静岡・JAとぴあ浜松 フレミズ活性託児支援が鍵 メンバー年間198人増 女性部が預かり きょう全国交流集会

フレミズの活動中に子どもを見る山崎代表(静岡県浜松市で=JAとぴあ浜松提供)

JAの調理室に併設された託児室で今後の活動を話す市川会長(右)とJAの影山係長(中)ら(静岡県浜松市で=JAとぴあ浜松提供)

 JA女性組織フレッシュミズ全国交流集会が31日、東京都千代田区のJAビルで始まる。全国のJAが女性組織の次代のリーダー育成を進める中、静岡県のJAとぴあ浜松は2018年度にフレミズメンバーが198人増加。JA女性部員が託児グループを設置したことで若い世代が参加しやすくなり、フレミズグループも5年間で新たに四つできた。(塩崎恵)
 

食の活動拡大 


 「託児があるから、フレミズグループを立ち上げることができた。活動は子育ての息抜きになり、食へのアンテナも広がった」と、JA女性部フレッシュミズ連絡会会長の市川ゆきこさん(38)は感謝する。

 市川さんは農家以外の出身で、結婚を機に徳島県から静岡県に移住し、5年前にJA管内の浜松市に引っ越してきた。6歳と3歳の娘がいる。

 JA直売所でちらしを見て、14年度にJA女性大学に参加。修了後の15年度には、受講生の有志でフレミズグループ「ハイビスカス’15」を立ち上げた。受講もグループの設立も、託児支援を受けられることが後押しになったという。

 同グループには31人が参加。メンバーが友人を誘い、設立当初より14人増えた。30代が中心で未就学児がいる人も多い。18年度の活動は全11回で、JA女性部員が設置した託児グループ「とぴあグランマ」を利用。
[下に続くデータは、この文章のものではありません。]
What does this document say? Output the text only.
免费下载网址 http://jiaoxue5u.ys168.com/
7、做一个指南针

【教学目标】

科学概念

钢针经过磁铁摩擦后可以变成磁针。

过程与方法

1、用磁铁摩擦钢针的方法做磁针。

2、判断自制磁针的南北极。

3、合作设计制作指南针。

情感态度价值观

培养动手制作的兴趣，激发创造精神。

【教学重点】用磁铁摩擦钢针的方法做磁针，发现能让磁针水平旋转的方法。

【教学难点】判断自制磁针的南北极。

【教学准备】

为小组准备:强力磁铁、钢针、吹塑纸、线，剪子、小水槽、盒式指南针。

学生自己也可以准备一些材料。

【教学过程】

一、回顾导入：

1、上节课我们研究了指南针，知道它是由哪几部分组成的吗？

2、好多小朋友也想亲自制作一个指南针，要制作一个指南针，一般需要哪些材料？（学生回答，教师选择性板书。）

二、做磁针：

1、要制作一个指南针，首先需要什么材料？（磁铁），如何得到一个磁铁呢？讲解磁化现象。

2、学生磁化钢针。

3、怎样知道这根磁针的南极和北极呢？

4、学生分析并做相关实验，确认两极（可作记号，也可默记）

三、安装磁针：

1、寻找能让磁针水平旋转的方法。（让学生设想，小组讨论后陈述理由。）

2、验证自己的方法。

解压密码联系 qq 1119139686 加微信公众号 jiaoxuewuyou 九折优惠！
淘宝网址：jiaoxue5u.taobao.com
19年度も、作業に集中したい手芸やマカロン作りなどで依頼している。
 

先輩ママ出番


 「とぴあグランマ」はJA女性部員による無償ボランティアだ。19年度は50~80代の68人が参加する。年度初めに各フレミズグループから、活動日と託児する人数を挙げてもらい、子ども1人に1人が付けるように調整。一人年間3、4回活動に当たる。託児の際は女性部員の他、外部からプロのベビーシッターが必ず1人参加する。

 女性部員による託児は12年度からで、女性大学の開講がきっかけだった。修了生がグループを作り利用者が増えたことに対応し17年度に「とぴあグランマ」を設置した。代表の山崎ゆかりさん(59)は「食の大切さを伝えていくには、若い部員を増やさなくてはならない。それには託児支援が欠かせない」と話す。
 

2年連続表彰


 JAには19年度、13のフレミズグループがある。フレミズメンバーも前年度と比べ17年度は41人、18年度は198人増え、JA女性組織仲間づくり運動優良実績表彰のフレミズの部で2年連続表彰を受けた。JAは夏休みや冬休みに親子で参加できるイベントを企画し、メンバーを増やしているが、増加の一番の理由に託児支援を挙げる。

 JA生活指導課の影山広美係長は「若い人は積極的。託児があるなら参加したいという人は多いはず。子どもがいても参加できる環境をつくることが大事だ」と話す。

 市川さんはフレミズや女性部の活動で得た知識を生かし始めている。18年度から娘が通うこども園で、保護者向けにキムチやみそ造りの教室を始め食の大切さを伝える。

 みそに使う大豆はJAに注文。准組合員にもなった。市川さんは「フレミズに参加していなかったら今の生活は違うものになっていた。JAが身近になった」と話す。

 3月のJA全国大会では、約600ある全てのJAで次代のリーダー育成のため、フレミズ組織を設置することを決議した。JA全中によると、19年8月末時点で規約のあるフレミズ組織数は298。ただ、1JAで複数のフレミズ組織が設置されているところもあり、取り組みの強化が求められている。
 

JAは活動支えて

 

 農村女性の活躍に詳しい京都府立大学大学院生命環境科学研究科・中村貴子准教授の話

 
フレミズの設置や仲間づくりは、JAのファン拡大や事業への理解促進、将来のリーダーの育成といった点で欠かせない。メンバーは子育てが一段落すると働きに出てグループから離れてしまいがちだが、JAを身近に感じた経験があれば、再び女性組織に参加してもらいやすい。

 若い人の参加には子どもを預ける場所があることが大事。子どもと離れる時間があることは、参加者の息抜きにもつながる。各JAはフレミズの役割を理解し、支えていくことが必要だ。